Melt the chocolate: Place the chopped dark chocolate in a microwave-safe bowl and heat in 20–30 second bursts, stirring between each, until smooth.
Set aside to cool for 2–3 minutes so it’s warm but not hot.
Blend the base: In a blender or food processor, add Greek yogurt, chocolate protein powder, cocoa powder, milk (start with 1/3 cup), vanilla, sweetener, and a pinch of salt. Blend until silky, scraping down the sides as needed. The texture should be thick but pourable.
Add melted chocolate: With the blender running on low, stream in the melted chocolate.
Blend just until fully incorporated. This step adds body and a glossy finish.
Adjust consistency and sweetness: If the mousse is too thick, add another splash of milk. Taste and adjust sweetener.
If it tastes flat, a tiny extra pinch of salt brightens the chocolate.

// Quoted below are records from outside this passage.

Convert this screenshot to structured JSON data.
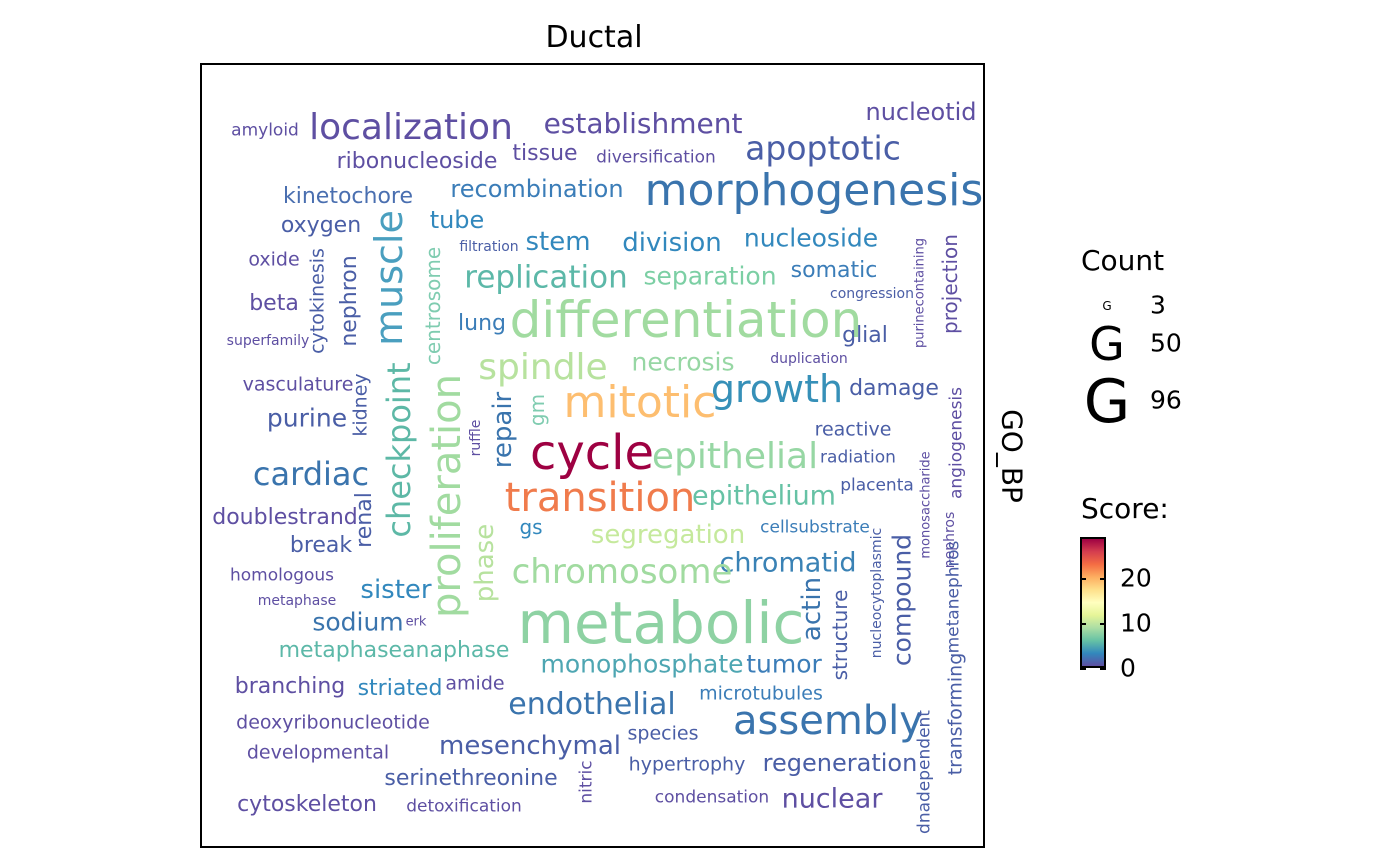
{
  "panel": {
    "title": "Ductal",
    "strip_label": "GO_BP"
  },
  "legend": {
    "count_title": "Count",
    "count_items": [
      {
        "glyph": "G",
        "value": "3"
      },
      {
        "glyph": "G",
        "value": "50"
      },
      {
        "glyph": "G",
        "value": "96"
      }
    ],
    "score_title": "Score:",
    "score_ticks": [
      "20",
      "10",
      "0"
    ]
  },
  "chart_data": {
    "type": "wordcloud",
    "title": "Ductal",
    "facet": "GO_BP",
    "size_legend": {
      "title": "Count",
      "breaks": [
        3,
        50,
        96
      ]
    },
    "color_legend": {
      "title": "Score:",
      "breaks": [
        0,
        10,
        20
      ],
      "range": [
        0,
        27
      ],
      "palette": [
        "#5e4fa2",
        "#3288bd",
        "#66c2a5",
        "#abdda4",
        "#e6f598",
        "#ffffbf",
        "#fee08b",
        "#fdae61",
        "#f46d43",
        "#d53e4f",
        "#9e0142"
      ]
    },
    "words": [
      {
        "text": "amyloid",
        "color": "#5e4fa2"
      },
      {
        "text": "localization",
        "color": "#5e4fa2"
      },
      {
        "text": "establishment",
        "color": "#5e4fa2"
      },
      {
        "text": "nucleotid",
        "color": "#5e4fa2"
      },
      {
        "text": "ribonucleoside",
        "color": "#5e4fa2"
      },
      {
        "text": "tissue",
        "color": "#5e4fa2"
      },
      {
        "text": "diversification",
        "color": "#5e4fa2"
      },
      {
        "text": "apoptotic",
        "color": "#4a5ea6"
      },
      {
        "text": "kinetochore",
        "color": "#4a6fb0"
      },
      {
        "text": "recombination",
        "color": "#3b7db8"
      },
      {
        "text": "morphogenesis",
        "color": "#3a74ad"
      },
      {
        "text": "oxygen",
        "color": "#4a5ea6"
      },
      {
        "text": "tube",
        "color": "#3288bd"
      },
      {
        "text": "muscle",
        "color": "#4a9fbf"
      },
      {
        "text": "filtration",
        "color": "#4a5ea6"
      },
      {
        "text": "stem",
        "color": "#3288bd"
      },
      {
        "text": "division",
        "color": "#3288bd"
      },
      {
        "text": "nucleoside",
        "color": "#3288bd"
      },
      {
        "text": "oxide",
        "color": "#5e4fa2"
      },
      {
        "text": "cytokinesis",
        "color": "#4a5ea6"
      },
      {
        "text": "nephron",
        "color": "#4a5ea6"
      },
      {
        "text": "centrosome",
        "color": "#7fccb0"
      },
      {
        "text": "replication",
        "color": "#5cb8a8"
      },
      {
        "text": "separation",
        "color": "#7ccfa4"
      },
      {
        "text": "somatic",
        "color": "#3b7db8"
      },
      {
        "text": "purinecontaining",
        "color": "#5e4fa2"
      },
      {
        "text": "projection",
        "color": "#5e4fa2"
      },
      {
        "text": "beta",
        "color": "#5e4fa2"
      },
      {
        "text": "congression",
        "color": "#4a5ea6"
      },
      {
        "text": "differentiation",
        "color": "#a1dba0"
      },
      {
        "text": "lung",
        "color": "#3b7db8"
      },
      {
        "text": "superfamily",
        "color": "#5e4fa2"
      },
      {
        "text": "glial",
        "color": "#4a5ea6"
      },
      {
        "text": "spindle",
        "color": "#b7e29e"
      },
      {
        "text": "necrosis",
        "color": "#97d7a4"
      },
      {
        "text": "duplication",
        "color": "#5e4fa2"
      },
      {
        "text": "vasculature",
        "color": "#5e4fa2"
      },
      {
        "text": "checkpoint",
        "color": "#5db8a6"
      },
      {
        "text": "proliferation",
        "color": "#a1dba0"
      },
      {
        "text": "growth",
        "color": "#3690b8"
      },
      {
        "text": "damage",
        "color": "#4a5ea6"
      },
      {
        "text": "mitotic",
        "color": "#fdbe70"
      },
      {
        "text": "kidney",
        "color": "#4a5ea6"
      },
      {
        "text": "purine",
        "color": "#4a5ea6"
      },
      {
        "text": "repair",
        "color": "#3a74ad"
      },
      {
        "text": "gm",
        "color": "#7fccb0"
      },
      {
        "text": "ruffle",
        "color": "#5e4fa2"
      },
      {
        "text": "reactive",
        "color": "#4a5ea6"
      },
      {
        "text": "angiogenesis",
        "color": "#5e4fa2"
      },
      {
        "text": "cycle",
        "color": "#9e0142"
      },
      {
        "text": "epithelial",
        "color": "#97d7a4"
      },
      {
        "text": "cardiac",
        "color": "#3a74ad"
      },
      {
        "text": "radiation",
        "color": "#4a5ea6"
      },
      {
        "text": "monosaccharide",
        "color": "#5e4fa2"
      },
      {
        "text": "renal",
        "color": "#4a5ea6"
      },
      {
        "text": "transition",
        "color": "#f07b4c"
      },
      {
        "text": "placenta",
        "color": "#4a5ea6"
      },
      {
        "text": "epithelium",
        "color": "#66c2a5"
      },
      {
        "text": "doublestrand",
        "color": "#5e4fa2"
      },
      {
        "text": "cellsubstrate",
        "color": "#3b7db8"
      },
      {
        "text": "gs",
        "color": "#3288bd"
      },
      {
        "text": "segregation",
        "color": "#c5e99c"
      },
      {
        "text": "nephros",
        "color": "#5e4fa2"
      },
      {
        "text": "break",
        "color": "#4a5ea6"
      },
      {
        "text": "phase",
        "color": "#b7e29e"
      },
      {
        "text": "compound",
        "color": "#4a5ea6"
      },
      {
        "text": "chromatid",
        "color": "#3a82b5"
      },
      {
        "text": "homologous",
        "color": "#5e4fa2"
      },
      {
        "text": "chromosome",
        "color": "#a1dba0"
      },
      {
        "text": "nucleocytoplasmic",
        "color": "#4a5ea6"
      },
      {
        "text": "metaphase",
        "color": "#5e4fa2"
      },
      {
        "text": "sister",
        "color": "#3288bd"
      },
      {
        "text": "actin",
        "color": "#3a74ad"
      },
      {
        "text": "erk",
        "color": "#5e4fa2"
      },
      {
        "text": "metabolic",
        "color": "#8ed2a3"
      },
      {
        "text": "structure",
        "color": "#4a5ea6"
      },
      {
        "text": "metanephros",
        "color": "#4a5ea6"
      },
      {
        "text": "sodium",
        "color": "#3a74ad"
      },
      {
        "text": "metaphaseanaphase",
        "color": "#5cb8a8"
      },
      {
        "text": "monophosphate",
        "color": "#4ea6b2"
      },
      {
        "text": "tumor",
        "color": "#3b7db8"
      },
      {
        "text": "branching",
        "color": "#5e4fa2"
      },
      {
        "text": "striated",
        "color": "#3288bd"
      },
      {
        "text": "amide",
        "color": "#5e4fa2"
      },
      {
        "text": "microtubules",
        "color": "#3b7db8"
      },
      {
        "text": "transforming",
        "color": "#4a5ea6"
      },
      {
        "text": "endothelial",
        "color": "#3a74ad"
      },
      {
        "text": "assembly",
        "color": "#3a74ad"
      },
      {
        "text": "deoxyribonucleotide",
        "color": "#5e4fa2"
      },
      {
        "text": "species",
        "color": "#4a5ea6"
      },
      {
        "text": "dnadependent",
        "color": "#4a5ea6"
      },
      {
        "text": "developmental",
        "color": "#5e4fa2"
      },
      {
        "text": "mesenchymal",
        "color": "#4a5ea6"
      },
      {
        "text": "hypertrophy",
        "color": "#4a5ea6"
      },
      {
        "text": "regeneration",
        "color": "#4a5ea6"
      },
      {
        "text": "serinethreonine",
        "color": "#4a5ea6"
      },
      {
        "text": "nitric",
        "color": "#5e4fa2"
      },
      {
        "text": "cytoskeleton",
        "color": "#5e4fa2"
      },
      {
        "text": "detoxification",
        "color": "#5e4fa2"
      },
      {
        "text": "condensation",
        "color": "#5e4fa2"
      },
      {
        "text": "nuclear",
        "color": "#5e4fa2"
      }
    ]
  }
}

Optional flavor boosts: Pulse in 1–2 teaspoons espresso powder for depth, a swipe of orange zest for brightness, or 2 tablespoons nut butter for extra richness.
Portion and chill: Spoon the mousse into 4–6 small cups or jars. Cover and refrigerate for at least 1 hour, ideally 2–4 hours, to set and develop flavor.
Garnish and serve: Top with shaved chocolate, berries, or cocoa nibs right before serving. Enjoy cold.